To the Editor:
The recent cerebral oximetry study by Sørensen et al. 1 outlining the impact of cutaneous blood flow on near-infrared spectroscopy derived measurements of cerebral saturation highlights a potentially important confounder in the interpretation of information provided by most currently available cerebral oximetry monitors. Although cerebral oximetry is intended to provide information on the blood oxygen saturation of the brain, it has inherent limitations related to the variable contamination from the extracranial tissues2 that, to date, have been incompletely addressed. Whereas Sørensen et al.1 report an elegantly conducted and interpreted clinical investigation, we believe that they have not adequately highlighted the manufacturer-specific impact of norepinephrine-induced extracranial vasoconstriction on the accuracy of near-infrared spectroscopy. It is likely that their findings are more specific to the INVOS (Covidien; Mansfield, MA) monitor that they used and should not be generalized to all devices.
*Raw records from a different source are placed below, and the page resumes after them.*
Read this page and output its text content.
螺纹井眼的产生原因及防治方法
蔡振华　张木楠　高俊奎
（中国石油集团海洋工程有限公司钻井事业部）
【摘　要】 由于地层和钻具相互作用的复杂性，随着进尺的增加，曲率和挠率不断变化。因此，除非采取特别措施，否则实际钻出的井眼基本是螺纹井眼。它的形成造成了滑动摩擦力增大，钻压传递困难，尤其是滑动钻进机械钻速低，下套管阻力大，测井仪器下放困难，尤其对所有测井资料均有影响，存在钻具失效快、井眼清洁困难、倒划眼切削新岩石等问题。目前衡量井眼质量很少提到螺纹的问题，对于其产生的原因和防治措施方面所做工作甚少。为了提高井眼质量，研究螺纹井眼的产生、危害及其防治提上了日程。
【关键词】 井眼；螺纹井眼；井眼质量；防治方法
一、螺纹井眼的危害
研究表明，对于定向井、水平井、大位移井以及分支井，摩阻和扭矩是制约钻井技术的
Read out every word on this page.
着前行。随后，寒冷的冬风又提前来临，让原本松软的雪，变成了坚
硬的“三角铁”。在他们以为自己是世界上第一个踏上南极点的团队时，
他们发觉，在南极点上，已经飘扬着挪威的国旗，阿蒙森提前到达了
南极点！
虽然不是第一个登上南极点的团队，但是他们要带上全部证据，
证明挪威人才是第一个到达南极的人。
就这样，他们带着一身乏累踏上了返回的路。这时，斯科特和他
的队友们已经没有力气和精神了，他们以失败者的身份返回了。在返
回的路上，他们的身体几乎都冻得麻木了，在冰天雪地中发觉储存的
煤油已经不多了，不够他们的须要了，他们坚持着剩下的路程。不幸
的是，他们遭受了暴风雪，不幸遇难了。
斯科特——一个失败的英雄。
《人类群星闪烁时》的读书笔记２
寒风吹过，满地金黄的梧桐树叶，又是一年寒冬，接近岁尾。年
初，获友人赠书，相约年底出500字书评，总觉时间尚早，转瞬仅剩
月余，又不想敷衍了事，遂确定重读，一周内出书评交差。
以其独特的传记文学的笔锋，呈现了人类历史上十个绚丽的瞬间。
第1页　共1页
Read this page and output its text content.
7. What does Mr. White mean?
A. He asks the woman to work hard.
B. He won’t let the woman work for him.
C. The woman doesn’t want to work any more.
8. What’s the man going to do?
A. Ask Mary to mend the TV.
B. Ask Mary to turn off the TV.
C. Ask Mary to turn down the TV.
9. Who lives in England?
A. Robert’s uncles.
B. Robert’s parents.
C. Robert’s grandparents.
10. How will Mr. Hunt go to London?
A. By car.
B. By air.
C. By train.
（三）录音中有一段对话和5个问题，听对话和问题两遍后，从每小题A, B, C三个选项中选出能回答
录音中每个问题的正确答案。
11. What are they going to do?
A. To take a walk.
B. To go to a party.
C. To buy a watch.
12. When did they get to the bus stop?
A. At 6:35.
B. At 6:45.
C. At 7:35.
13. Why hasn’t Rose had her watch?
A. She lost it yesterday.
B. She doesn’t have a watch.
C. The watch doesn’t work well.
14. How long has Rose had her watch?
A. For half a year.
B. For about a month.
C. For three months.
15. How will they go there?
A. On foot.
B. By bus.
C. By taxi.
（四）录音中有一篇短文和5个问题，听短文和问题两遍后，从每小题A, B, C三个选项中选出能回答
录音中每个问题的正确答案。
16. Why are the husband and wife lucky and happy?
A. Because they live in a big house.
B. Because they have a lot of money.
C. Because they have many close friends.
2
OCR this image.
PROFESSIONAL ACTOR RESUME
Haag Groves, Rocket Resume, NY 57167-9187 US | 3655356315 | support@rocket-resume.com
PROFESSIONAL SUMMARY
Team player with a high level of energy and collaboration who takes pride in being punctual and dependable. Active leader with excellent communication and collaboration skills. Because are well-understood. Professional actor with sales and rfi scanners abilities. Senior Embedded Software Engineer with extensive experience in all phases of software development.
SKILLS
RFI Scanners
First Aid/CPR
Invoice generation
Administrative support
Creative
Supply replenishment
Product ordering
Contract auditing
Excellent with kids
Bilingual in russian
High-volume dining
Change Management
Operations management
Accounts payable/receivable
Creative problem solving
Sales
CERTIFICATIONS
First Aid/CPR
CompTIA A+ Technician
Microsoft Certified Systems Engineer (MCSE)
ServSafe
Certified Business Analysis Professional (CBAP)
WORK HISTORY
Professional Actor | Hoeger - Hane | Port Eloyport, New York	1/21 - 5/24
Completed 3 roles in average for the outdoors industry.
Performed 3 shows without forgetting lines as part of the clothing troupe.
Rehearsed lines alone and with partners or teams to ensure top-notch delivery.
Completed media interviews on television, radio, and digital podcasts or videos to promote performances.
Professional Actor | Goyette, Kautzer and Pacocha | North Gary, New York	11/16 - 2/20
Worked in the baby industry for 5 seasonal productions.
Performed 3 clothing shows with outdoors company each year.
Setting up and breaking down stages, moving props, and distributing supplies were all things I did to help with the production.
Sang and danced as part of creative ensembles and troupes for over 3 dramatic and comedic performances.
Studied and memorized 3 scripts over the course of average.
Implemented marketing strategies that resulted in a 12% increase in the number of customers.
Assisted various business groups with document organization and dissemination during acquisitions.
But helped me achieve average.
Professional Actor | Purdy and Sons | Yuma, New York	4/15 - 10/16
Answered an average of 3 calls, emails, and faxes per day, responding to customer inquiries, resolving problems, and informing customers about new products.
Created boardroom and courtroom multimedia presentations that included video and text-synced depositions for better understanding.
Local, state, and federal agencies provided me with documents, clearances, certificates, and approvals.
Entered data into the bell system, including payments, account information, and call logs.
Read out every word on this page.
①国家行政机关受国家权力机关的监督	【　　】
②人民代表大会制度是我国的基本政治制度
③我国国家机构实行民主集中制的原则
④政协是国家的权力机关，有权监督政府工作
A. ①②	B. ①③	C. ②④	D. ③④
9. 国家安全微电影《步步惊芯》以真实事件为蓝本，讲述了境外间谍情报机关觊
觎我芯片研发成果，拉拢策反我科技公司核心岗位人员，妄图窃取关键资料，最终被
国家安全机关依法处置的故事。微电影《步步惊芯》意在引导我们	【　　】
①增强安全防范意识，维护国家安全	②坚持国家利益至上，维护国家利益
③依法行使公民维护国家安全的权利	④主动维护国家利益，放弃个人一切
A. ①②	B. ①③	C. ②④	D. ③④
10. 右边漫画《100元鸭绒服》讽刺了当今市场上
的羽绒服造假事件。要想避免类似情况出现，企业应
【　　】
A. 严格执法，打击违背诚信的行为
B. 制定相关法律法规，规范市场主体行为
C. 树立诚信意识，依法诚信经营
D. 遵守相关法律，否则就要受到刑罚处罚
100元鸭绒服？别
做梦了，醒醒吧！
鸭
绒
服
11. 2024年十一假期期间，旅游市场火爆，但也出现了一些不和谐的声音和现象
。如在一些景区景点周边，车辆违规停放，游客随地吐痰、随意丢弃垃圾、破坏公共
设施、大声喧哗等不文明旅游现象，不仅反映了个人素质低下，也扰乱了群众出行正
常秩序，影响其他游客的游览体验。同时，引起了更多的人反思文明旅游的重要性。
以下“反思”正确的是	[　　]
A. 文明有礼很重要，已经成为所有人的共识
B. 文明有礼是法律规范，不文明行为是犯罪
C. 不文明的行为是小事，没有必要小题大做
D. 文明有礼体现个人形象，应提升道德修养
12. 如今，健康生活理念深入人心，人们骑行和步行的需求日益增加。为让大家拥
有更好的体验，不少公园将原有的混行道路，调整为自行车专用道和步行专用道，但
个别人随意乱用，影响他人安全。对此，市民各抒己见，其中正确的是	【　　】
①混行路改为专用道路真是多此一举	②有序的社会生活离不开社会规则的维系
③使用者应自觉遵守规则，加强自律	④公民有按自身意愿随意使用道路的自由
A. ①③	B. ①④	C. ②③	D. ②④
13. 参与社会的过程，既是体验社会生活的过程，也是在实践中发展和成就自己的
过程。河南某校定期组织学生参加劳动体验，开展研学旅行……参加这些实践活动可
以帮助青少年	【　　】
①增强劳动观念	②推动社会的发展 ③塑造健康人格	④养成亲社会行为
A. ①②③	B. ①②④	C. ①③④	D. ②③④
We have previously reported that when compared to several other devices that are commercially available, the specific oximeter they used appears particularly prone to extracranial (i.e., cutaneous) contamination. As a result, the norepinephrine administration results in falsely lowering the cerebral saturation as a result of reduction in blood flow to the extracranial tissues. Although they correctly identify this mechanism, it is much less likely to happen with some of the other devices that are also widely available. Thus, the generalizability of this finding to all oximeters implied by this study is somewhat questionable and should wait until similar types of investigations are undertaken with these other devices. In particular, the title of the paper and accompanying abstract, which in this day and age of online search strategies are arguably the most frequently searched aspects in published literature, would prevent the casual reader from appreciating this potentially important limitation.